ID :
57145
Fri, 04/24/2009 - 07:06
Auther :

Over 60% of high schoolers against altering Article 9 of Constitution+

TOKYO, April 23 Kyodo - More than 60 percent of Japanese high school students surveyed are opposed to changing the war-renouncing Article 9 of the country's Constitution, up from 43.9 percent in a previous survey in 2004, a labor union of high school teachers said Thursday.

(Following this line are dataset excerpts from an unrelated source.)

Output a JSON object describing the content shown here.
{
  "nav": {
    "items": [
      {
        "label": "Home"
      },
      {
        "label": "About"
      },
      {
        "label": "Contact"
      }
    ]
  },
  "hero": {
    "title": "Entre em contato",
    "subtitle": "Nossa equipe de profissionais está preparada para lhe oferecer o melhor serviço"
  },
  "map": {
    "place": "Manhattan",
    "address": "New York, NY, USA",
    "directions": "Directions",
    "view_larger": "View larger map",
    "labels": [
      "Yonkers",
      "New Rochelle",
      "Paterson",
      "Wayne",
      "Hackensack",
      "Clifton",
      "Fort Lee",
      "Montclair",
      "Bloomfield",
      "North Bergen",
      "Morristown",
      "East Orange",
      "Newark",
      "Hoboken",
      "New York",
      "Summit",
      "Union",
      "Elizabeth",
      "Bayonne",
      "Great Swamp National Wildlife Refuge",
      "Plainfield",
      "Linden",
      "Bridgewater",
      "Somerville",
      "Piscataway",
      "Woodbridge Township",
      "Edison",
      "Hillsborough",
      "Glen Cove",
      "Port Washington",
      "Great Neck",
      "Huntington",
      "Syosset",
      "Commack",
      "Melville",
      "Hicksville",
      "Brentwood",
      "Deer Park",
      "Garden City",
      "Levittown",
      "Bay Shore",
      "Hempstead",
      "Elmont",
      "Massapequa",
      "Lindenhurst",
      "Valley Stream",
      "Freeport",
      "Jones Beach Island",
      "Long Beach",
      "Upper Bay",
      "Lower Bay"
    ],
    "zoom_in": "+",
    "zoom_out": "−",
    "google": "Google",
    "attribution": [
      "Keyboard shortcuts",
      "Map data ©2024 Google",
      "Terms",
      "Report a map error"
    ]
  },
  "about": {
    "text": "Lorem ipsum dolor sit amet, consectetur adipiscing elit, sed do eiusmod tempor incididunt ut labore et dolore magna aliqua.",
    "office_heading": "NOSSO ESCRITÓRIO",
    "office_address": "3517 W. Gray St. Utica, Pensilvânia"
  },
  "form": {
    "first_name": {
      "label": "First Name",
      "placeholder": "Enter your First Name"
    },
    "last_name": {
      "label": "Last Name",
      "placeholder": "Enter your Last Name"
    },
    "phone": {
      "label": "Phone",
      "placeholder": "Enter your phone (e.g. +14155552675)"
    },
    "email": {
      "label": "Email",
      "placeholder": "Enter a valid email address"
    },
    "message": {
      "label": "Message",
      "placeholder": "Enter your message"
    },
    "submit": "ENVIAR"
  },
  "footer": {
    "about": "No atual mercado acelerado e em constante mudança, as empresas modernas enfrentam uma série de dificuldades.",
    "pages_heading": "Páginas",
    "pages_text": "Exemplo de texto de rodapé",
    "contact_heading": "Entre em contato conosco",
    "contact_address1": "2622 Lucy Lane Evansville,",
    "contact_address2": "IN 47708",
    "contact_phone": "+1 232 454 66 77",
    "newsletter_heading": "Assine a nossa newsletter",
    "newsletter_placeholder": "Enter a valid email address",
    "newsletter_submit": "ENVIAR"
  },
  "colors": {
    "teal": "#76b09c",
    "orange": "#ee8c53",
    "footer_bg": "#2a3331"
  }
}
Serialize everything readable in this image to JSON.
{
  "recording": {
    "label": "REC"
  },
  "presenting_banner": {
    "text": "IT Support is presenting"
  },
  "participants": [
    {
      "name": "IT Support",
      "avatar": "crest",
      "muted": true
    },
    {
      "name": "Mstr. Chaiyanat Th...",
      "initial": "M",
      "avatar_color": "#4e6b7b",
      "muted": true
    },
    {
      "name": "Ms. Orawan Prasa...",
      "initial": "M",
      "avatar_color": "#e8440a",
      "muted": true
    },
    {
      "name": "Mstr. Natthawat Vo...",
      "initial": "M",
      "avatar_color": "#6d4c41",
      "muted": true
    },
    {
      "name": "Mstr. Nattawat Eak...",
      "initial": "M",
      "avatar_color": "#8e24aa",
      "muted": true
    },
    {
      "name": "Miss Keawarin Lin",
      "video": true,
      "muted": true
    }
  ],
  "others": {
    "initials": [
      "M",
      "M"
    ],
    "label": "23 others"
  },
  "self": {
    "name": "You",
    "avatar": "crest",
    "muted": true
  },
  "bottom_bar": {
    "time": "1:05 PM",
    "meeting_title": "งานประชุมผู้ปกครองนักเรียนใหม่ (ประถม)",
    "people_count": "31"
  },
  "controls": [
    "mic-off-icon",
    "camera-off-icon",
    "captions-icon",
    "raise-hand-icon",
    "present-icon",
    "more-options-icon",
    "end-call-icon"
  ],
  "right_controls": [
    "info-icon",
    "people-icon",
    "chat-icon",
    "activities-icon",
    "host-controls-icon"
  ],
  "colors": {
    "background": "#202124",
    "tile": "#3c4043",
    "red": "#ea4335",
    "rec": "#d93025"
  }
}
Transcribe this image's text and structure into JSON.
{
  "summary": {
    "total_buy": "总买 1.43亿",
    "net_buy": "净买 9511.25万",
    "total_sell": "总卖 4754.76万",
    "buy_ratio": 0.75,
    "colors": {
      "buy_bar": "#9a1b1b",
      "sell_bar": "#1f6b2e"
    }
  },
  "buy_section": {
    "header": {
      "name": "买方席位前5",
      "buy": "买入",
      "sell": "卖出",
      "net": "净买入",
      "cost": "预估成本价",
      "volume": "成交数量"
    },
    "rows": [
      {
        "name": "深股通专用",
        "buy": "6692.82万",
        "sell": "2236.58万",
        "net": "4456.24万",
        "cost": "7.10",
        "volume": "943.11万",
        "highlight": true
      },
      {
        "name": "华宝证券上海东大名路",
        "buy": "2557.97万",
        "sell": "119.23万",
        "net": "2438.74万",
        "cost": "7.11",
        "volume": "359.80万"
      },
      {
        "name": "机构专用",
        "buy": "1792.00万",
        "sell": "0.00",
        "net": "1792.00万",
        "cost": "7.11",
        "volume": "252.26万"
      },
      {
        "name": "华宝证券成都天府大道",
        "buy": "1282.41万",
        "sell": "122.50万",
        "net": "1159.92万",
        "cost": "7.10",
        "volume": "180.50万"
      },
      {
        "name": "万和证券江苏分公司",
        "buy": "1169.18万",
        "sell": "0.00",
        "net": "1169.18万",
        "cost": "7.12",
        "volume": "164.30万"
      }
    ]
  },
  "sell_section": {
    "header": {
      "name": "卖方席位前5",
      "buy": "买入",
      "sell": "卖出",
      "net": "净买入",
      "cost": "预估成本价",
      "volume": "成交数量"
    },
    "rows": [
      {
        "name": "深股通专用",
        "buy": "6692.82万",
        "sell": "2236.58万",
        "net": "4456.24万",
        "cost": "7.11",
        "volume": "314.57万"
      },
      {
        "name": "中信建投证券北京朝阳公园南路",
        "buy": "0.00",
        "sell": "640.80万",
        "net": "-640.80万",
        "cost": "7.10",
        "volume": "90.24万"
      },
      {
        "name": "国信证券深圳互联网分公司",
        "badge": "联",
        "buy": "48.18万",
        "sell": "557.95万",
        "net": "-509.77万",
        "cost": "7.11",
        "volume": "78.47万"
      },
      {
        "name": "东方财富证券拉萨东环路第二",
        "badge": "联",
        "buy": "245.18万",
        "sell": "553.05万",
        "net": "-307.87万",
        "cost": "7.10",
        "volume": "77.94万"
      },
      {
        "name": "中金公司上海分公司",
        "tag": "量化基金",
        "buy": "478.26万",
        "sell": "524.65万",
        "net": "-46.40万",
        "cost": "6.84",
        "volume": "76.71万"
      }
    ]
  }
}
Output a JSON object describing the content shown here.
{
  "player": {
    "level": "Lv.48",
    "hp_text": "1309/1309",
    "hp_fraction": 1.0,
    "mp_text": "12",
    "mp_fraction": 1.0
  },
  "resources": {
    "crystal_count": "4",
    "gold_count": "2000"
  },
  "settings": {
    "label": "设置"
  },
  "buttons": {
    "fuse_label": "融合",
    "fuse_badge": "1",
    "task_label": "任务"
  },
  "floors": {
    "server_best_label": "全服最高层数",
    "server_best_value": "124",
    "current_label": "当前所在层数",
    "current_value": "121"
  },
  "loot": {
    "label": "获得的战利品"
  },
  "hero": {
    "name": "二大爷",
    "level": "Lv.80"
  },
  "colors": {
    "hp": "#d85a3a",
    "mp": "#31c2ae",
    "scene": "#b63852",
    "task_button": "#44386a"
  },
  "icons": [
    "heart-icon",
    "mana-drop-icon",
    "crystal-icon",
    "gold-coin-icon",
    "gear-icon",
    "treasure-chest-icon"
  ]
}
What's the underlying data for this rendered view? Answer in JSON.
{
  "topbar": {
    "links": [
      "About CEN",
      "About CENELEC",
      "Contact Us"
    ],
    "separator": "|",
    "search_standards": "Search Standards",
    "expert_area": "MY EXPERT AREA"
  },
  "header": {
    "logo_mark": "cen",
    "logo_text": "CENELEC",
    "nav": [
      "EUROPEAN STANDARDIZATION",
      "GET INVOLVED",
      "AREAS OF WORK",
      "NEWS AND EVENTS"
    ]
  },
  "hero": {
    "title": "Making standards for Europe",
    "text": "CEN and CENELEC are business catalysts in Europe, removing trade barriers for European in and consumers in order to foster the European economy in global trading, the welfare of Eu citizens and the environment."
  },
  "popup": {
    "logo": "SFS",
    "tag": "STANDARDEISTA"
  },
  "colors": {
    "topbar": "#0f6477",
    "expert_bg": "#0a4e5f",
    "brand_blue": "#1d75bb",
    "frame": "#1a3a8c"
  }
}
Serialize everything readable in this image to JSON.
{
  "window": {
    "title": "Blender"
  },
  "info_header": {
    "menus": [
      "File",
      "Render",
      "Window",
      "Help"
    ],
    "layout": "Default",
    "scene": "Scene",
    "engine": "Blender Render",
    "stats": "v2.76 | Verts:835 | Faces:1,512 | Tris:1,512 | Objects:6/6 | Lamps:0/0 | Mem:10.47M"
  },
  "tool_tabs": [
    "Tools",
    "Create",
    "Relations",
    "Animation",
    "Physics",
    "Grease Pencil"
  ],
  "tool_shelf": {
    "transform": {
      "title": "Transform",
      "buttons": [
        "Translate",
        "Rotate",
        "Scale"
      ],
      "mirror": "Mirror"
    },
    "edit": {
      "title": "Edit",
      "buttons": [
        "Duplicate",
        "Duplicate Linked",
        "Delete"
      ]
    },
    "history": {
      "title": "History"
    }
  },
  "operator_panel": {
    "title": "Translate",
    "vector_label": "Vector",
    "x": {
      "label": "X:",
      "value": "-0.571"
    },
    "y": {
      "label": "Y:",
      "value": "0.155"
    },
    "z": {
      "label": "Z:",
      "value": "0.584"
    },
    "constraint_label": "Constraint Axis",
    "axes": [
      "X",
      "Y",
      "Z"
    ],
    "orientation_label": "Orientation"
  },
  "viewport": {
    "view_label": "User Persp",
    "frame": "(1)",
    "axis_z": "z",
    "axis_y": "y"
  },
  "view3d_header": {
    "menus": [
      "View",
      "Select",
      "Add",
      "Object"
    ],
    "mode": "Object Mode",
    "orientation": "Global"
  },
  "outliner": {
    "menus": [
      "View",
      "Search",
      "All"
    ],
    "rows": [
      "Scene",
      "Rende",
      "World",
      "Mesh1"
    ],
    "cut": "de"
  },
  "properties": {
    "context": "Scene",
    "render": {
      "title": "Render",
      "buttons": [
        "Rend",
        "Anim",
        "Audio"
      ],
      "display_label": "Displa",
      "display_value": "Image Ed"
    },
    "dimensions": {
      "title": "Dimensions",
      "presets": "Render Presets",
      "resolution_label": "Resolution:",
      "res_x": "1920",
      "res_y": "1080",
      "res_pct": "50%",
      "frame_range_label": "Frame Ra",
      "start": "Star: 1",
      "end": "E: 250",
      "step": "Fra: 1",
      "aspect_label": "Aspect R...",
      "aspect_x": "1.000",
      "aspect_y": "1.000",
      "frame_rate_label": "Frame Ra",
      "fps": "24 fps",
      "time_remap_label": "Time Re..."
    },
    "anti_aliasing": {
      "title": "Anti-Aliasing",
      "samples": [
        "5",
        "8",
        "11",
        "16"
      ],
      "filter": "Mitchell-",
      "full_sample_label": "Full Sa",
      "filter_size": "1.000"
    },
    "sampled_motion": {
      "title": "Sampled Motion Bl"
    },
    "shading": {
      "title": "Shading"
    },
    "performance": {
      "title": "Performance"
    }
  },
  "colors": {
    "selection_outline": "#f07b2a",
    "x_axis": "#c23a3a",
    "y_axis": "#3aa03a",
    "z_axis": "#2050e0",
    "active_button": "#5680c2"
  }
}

The latest survey, conducted last November by the Japan Senior High School
Teachers and Staff Union on 12,286 students at 148 high schools in 28
prefectures, indicated that 60.9 percent of the students were against a
possible revision of Article 9.
Meanwhile, the ratio of students who supported a revision stood at 11.5
percent, little changed from the previous survey's 11 percent.
Among respondents who said Article 9 should be left unchanged, 73.2 percent
cited as reasons that a revision ''could open the way to war,'' while 14.0
percent said, ''Article 9 is something (Japan should) boast about to the
world.''
In contrast, 43.3 percent of the students backing a revision of Article 9
referred to the existence of ''international issues that cannot be addressed
properly under the current Constitution.''
Article 9 stipulates ''the Japanese people forever renounce war as a sovereign
right of the nation and the threat or use of force as a means of settling
international disputes.''
As for the Self-Defense Force, 24.8 percent of the respondents said they
believe it does ''not violate the Constitution,'' exceeding 19.3 percent who
said it is unconstitutional, while 33.7 percent gave no opinion on whether the
SDF is constitutional or unconstitutional.
The survey also indicated that 75.3 percent of the high school students
continue to be against Japan introducing military conscription. The figure has
been in the 70-80 percent range since 1977, when the teachers union began
compiling the survey.
The latest survey also showed that 84.1 percent of the students deemed it
necessary for Japan to uphold its three nonnuclear principles of not producing,
possessing or allowing nuclear weapons on Japanese soil.